Caffeine levels at hedge fund Elliott Management must be at record levels: Only hours after firing a salvo across the bows of Juniper Networks, Elliott has increased the pressure on application delivery control (ADC) specialist Riverbed to accept the unsolicited takeover offer made last week. (See Riverbed Receives Takeover Bid and Investor to Juniper: 'You Suck'.)
Elliott offered $19 per share for Riverbed Technology Inc. (Nasdaq: RVBD)'s stock on January 8: Riverbed said it would "review" that offer but has since been silent ahead of a board meeting set for later this week.

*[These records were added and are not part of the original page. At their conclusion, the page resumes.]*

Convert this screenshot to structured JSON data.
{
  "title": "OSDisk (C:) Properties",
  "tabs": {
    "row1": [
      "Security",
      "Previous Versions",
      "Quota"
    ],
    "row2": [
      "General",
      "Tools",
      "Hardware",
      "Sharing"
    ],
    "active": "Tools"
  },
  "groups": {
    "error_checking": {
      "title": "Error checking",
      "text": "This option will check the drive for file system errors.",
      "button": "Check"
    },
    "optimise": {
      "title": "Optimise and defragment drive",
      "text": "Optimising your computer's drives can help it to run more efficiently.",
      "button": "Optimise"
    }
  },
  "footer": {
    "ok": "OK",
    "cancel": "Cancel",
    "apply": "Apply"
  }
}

Now Elliott, which holds a 10.5% stake in Riverbed, has published a letter that it sent to the Riverbed board, noting that it "has received overwhelmingly supportive feedback from shareholders and equity analysts for the idea that Riverbed should fully explore Elliott's offer to acquire Riverbed, as well as the other acquisition interest that exists."
Elliott is pressing Riverbed to "explore Elliott’s offer and any other credible interest," and "should attempt to solicit the highest price possible for the Company." Failure to do so would send the share price down from its current $19.93 to its pre-offer level of around $14-15, suggests Elliott, and "rejecting the idea of a sale evaluation and instead offering shareholders assurances that the Company has a plan for generating value as it moves into a difficult and uncertain future is an extremely risky proposition."
Rejection is certainly a possibility, as Riverbed last November instituted a stockholder rights plan, also known as a "poison pill," to deter unwanted takeover bids.
Elliott appears hopeful its $19-per-share offer can flush out higher bids, and Riverbed's current share price suggests other investors believe those bids are a real possibility. Various analysts cited in a Bloomberg report believe a higher bid might come from the likes of IBM Corp. (NYSE: IBM), Cisco Systems Inc. (Nasdaq: CSCO), or Juniper Networks Inc. (NYSE: JNPR), though any sort of offer from the latter seems most unlikely given this week's events.